Now the application compatibility adventure begins.

In addition to fixing the header files to be explicit about the calling convention (to prevent the problem from spreading), the component has to be modified so that it can be used with either calling convention.

declspec(naked) declspec(noinline)
WrapCallbackWithESPFix(WIDGETFILTERPROC filter, int a, int b)
        mov     edi, edi                ; hotpatch stub
        push    ebp                     ; establish stack frame
        mov     ebp, esp
        push    b
        push    a
        mov     ecx, filter             ; call target
        call    [__guard_check_icall_fptr]
        call    ecx
        call    filter                  ; make the call

        ; restore esp if the callee mismanaged it due to wrong calling convention
        mov     esp, ebp
        pop     ebp
        ret     12

It so happens that this workaround didn’t hang around indefinitely. The component in question has a very small audience, and in particular, only one of the clients was encountering this problem. That customer made a fix for their program and deployed it via their update channel. The workaround was removed a little less than a year later.

Bonus reading: Throwing garbage on the sidewalk: The sad history of the rundll32 program.


Comments are closed. Login to edit/delete your existing comments

  • Jonathan Duncan

    Maybe it’s my ARM-colored glasses showing, but every time I read about x86 calling conventions I can’t imagine how it ended up such a mess.
    But perhaps its just a miracle that ARM managed to not fall into that mess an dictate a single calling convention.

    If you have some insight into the historical circumstances that led to either I’d be really interested to hear.

    • Me Gusta

      It is boringly simple really. ARM support first appeared with Windows 8, ARM64 support also first appeared during the Windows 10 lifetime. It is the same with x86-64 support, where the first version to support this was Windows XP/Server 2003.
      The x86 mess came from the age of the architecture and backwards compatibility issues, but because x86-64, ARM and ARM64 are so new, then everything was just incorporated into the default C calling convention.

      • Jonathan Duncan

        Yeah, but ARM has had its documented single “ARM Procedure Call Standard” since at least 1994, Windows just adopted the standard as all other vendors have chosen to do with ARM.
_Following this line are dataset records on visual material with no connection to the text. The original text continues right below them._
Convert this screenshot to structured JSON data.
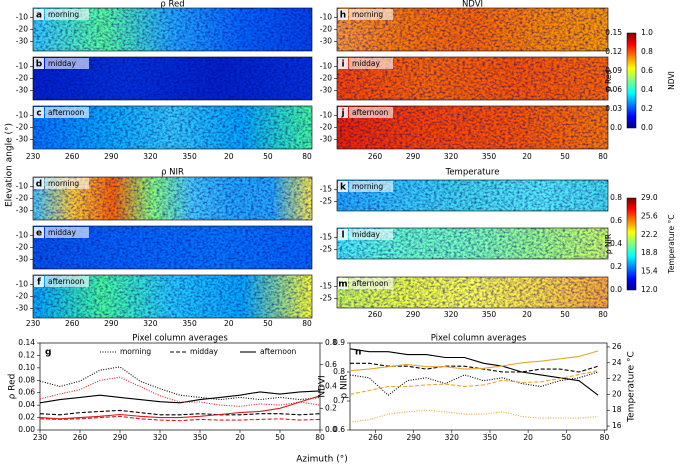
{
  "ylabel": "Elevation angle (°)",
  "xlabel": "Azimuth (°)",
  "maps": [
    {
      "title": "ρ Red",
      "yticks": [
        "-10",
        "-20",
        "-30"
      ],
      "xticks": [
        "230",
        "260",
        "290",
        "320",
        "350",
        "20",
        "50",
        "80"
      ],
      "rows": [
        {
          "letter": "a",
          "label": "morning"
        },
        {
          "letter": "b",
          "label": "midday"
        },
        {
          "letter": "c",
          "label": "afternoon"
        }
      ]
    },
    {
      "title": "ρ NIR",
      "yticks": [
        "-10",
        "-20",
        "-30"
      ],
      "xticks": [
        "230",
        "260",
        "290",
        "320",
        "350",
        "20",
        "50",
        "80"
      ],
      "rows": [
        {
          "letter": "d",
          "label": "morning"
        },
        {
          "letter": "e",
          "label": "midday"
        },
        {
          "letter": "f",
          "label": "afternoon"
        }
      ]
    },
    {
      "title": "NDVI",
      "yticks": [
        "-10",
        "-20",
        "-30"
      ],
      "xticks": [
        "260",
        "290",
        "320",
        "350",
        "20",
        "50",
        "80"
      ],
      "rows": [
        {
          "letter": "h",
          "label": "morning"
        },
        {
          "letter": "i",
          "label": "midday"
        },
        {
          "letter": "j",
          "label": "afternoon"
        }
      ]
    },
    {
      "title": "Temperature",
      "yticks": [
        "-15",
        "-25"
      ],
      "xticks": [
        "260",
        "290",
        "320",
        "350",
        "20",
        "50",
        "80"
      ],
      "rows": [
        {
          "letter": "k",
          "label": "morning"
        },
        {
          "letter": "l",
          "label": "midday"
        },
        {
          "letter": "m",
          "label": "afternoon"
        }
      ]
    }
  ],
  "colorbars": [
    {
      "left_label": "ρ Red",
      "left_ticks": [
        "0.0",
        "0.03",
        "0.06",
        "0.09",
        "0.12",
        "0.15"
      ],
      "right_label": "NDVI",
      "right_ticks": [
        "0.0",
        "0.2",
        "0.4",
        "0.6",
        "0.8",
        "1.0"
      ]
    },
    {
      "left_label": "ρ NIR",
      "left_ticks": [
        "0.0",
        "0.2",
        "0.4",
        "0.6",
        "0.8"
      ],
      "right_label": "Temperature °C",
      "right_ticks": [
        "12.0",
        "15.4",
        "18.8",
        "22.2",
        "25.6",
        "29.0"
      ]
    }
  ],
  "chart_data": [
    {
      "type": "line",
      "letter": "g",
      "title": "Pixel column averages",
      "ylabel": "ρ Red",
      "ylabel_color": "#e31a1c",
      "y2label": "ρ NIR",
      "x": [
        230,
        245,
        260,
        275,
        290,
        305,
        320,
        335,
        350,
        365,
        380,
        395,
        410,
        425,
        440
      ],
      "xlim": [
        230,
        440
      ],
      "xticks": [
        230,
        260,
        290,
        320,
        350,
        {
          "value": 380,
          "label": "20"
        },
        {
          "value": 410,
          "label": "50"
        },
        {
          "value": 440,
          "label": "80"
        }
      ],
      "ylim": [
        0,
        0.14
      ],
      "yticks": [
        {
          "value": 0,
          "label": "0.00"
        },
        0.02,
        0.04,
        0.06,
        0.08,
        {
          "value": 0.1,
          "label": "0.10"
        },
        0.12,
        0.14
      ],
      "y2lim": [
        0,
        0.8
      ],
      "y2ticks": [
        {
          "value": 0,
          "label": "0.0"
        },
        0.2,
        0.4,
        0.6,
        0.8
      ],
      "legend": "top",
      "series": [
        {
          "name": "morning",
          "color": "#000000",
          "dash": "dotted",
          "axis": "y2",
          "values": [
            0.45,
            0.4,
            0.45,
            0.55,
            0.58,
            0.45,
            0.38,
            0.32,
            0.3,
            0.28,
            0.3,
            0.28,
            0.3,
            0.28,
            0.3
          ]
        },
        {
          "name": "midday",
          "color": "#000000",
          "dash": "dashed",
          "axis": "y2",
          "values": [
            0.15,
            0.14,
            0.16,
            0.17,
            0.18,
            0.16,
            0.14,
            0.14,
            0.15,
            0.14,
            0.14,
            0.15,
            0.15,
            0.14,
            0.15
          ]
        },
        {
          "name": "afternoon",
          "color": "#000000",
          "dash": "solid",
          "axis": "y2",
          "values": [
            0.25,
            0.28,
            0.3,
            0.32,
            0.3,
            0.28,
            0.26,
            0.25,
            0.28,
            0.3,
            0.32,
            0.35,
            0.33,
            0.35,
            0.36
          ]
        },
        {
          "color": "#e31a1c",
          "dash": "dotted",
          "axis": "y",
          "values": [
            0.05,
            0.058,
            0.065,
            0.08,
            0.085,
            0.07,
            0.055,
            0.045,
            0.045,
            0.04,
            0.038,
            0.042,
            0.04,
            0.045,
            0.04
          ]
        },
        {
          "color": "#e31a1c",
          "dash": "dashed",
          "axis": "y",
          "values": [
            0.018,
            0.017,
            0.018,
            0.02,
            0.022,
            0.018,
            0.016,
            0.015,
            0.017,
            0.016,
            0.016,
            0.017,
            0.018,
            0.016,
            0.017
          ]
        },
        {
          "color": "#e31a1c",
          "dash": "solid",
          "axis": "y",
          "values": [
            0.02,
            0.018,
            0.02,
            0.022,
            0.025,
            0.022,
            0.02,
            0.02,
            0.022,
            0.025,
            0.028,
            0.03,
            0.035,
            0.045,
            0.055
          ]
        }
      ]
    },
    {
      "type": "line",
      "letter": "n",
      "title": "Pixel column averages",
      "ylabel": "NDVI",
      "y2label": "Temperature °C",
      "y2label_color": "#e6a532",
      "x": [
        240,
        255,
        270,
        285,
        300,
        315,
        330,
        345,
        360,
        375,
        390,
        405,
        420,
        435
      ],
      "xlim": [
        240,
        442
      ],
      "xticks": [
        260,
        290,
        320,
        350,
        {
          "value": 380,
          "label": "20"
        },
        {
          "value": 410,
          "label": "50"
        },
        {
          "value": 440,
          "label": "80"
        }
      ],
      "ylim": [
        0.6,
        0.9
      ],
      "yticks": [
        0.6,
        0.7,
        0.8,
        0.9
      ],
      "y2lim": [
        15.5,
        26.5
      ],
      "y2ticks": [
        16,
        18,
        20,
        22,
        24,
        26
      ],
      "series": [
        {
          "color": "#000000",
          "dash": "dotted",
          "axis": "y",
          "values": [
            0.79,
            0.78,
            0.72,
            0.77,
            0.78,
            0.76,
            0.79,
            0.77,
            0.78,
            0.76,
            0.75,
            0.77,
            0.78,
            0.8
          ]
        },
        {
          "color": "#000000",
          "dash": "dashed",
          "axis": "y",
          "values": [
            0.83,
            0.83,
            0.82,
            0.82,
            0.81,
            0.82,
            0.82,
            0.81,
            0.8,
            0.8,
            0.81,
            0.81,
            0.8,
            0.82
          ]
        },
        {
          "color": "#000000",
          "dash": "solid",
          "axis": "y",
          "values": [
            0.88,
            0.87,
            0.87,
            0.86,
            0.86,
            0.85,
            0.85,
            0.83,
            0.82,
            0.8,
            0.79,
            0.78,
            0.77,
            0.72
          ]
        },
        {
          "color": "#e6a532",
          "dash": "dotted",
          "axis": "y2",
          "values": [
            16.5,
            16.8,
            17.5,
            17.8,
            18.0,
            17.8,
            17.5,
            17.5,
            17.8,
            17.2,
            17.0,
            17.0,
            17.0,
            17.2
          ]
        },
        {
          "color": "#e6a532",
          "dash": "dashed",
          "axis": "y2",
          "values": [
            20.0,
            20.5,
            21.0,
            21.0,
            21.2,
            21.3,
            21.0,
            21.2,
            21.8,
            21.5,
            21.6,
            22.0,
            22.5,
            23.0
          ]
        },
        {
          "color": "#e6a532",
          "dash": "solid",
          "axis": "y2",
          "values": [
            23.0,
            23.2,
            23.5,
            23.8,
            23.5,
            23.5,
            23.2,
            23.3,
            23.6,
            24.0,
            24.2,
            24.5,
            24.8,
            25.5
          ]
        }
      ]
    }
  ]
}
        I don’t know the intel history but presumably they didnt think to document and enforce a unified calling convention standard so everyone presumably just did their own thing.

      • Александр Гутенев

        There’s still some mess even in x86-64. The default `__fastcall` convention isn’t fast enough, so `__vectorcall` also exists.

    • Zak Larue-Buckley

      I suspect the underlying reason is that x86 just doesn’t have enough registers so params have to go on the stack.

      This means lots of pushing and popping of params for every call and so whatever calling convention you use, there is compromise. (Eg: __stdcall can’t do var-args, __cdecl needs clean-up code at every call site, __fastcall may cause more spilling in callee…)

      Modern architectures have enough registers to pass 4 or so params in registers so there is less need for spilling/clean-up code.

      I suppose modern compilers can all do link-time code-gen anyway so internally, calling conventions become a moot point…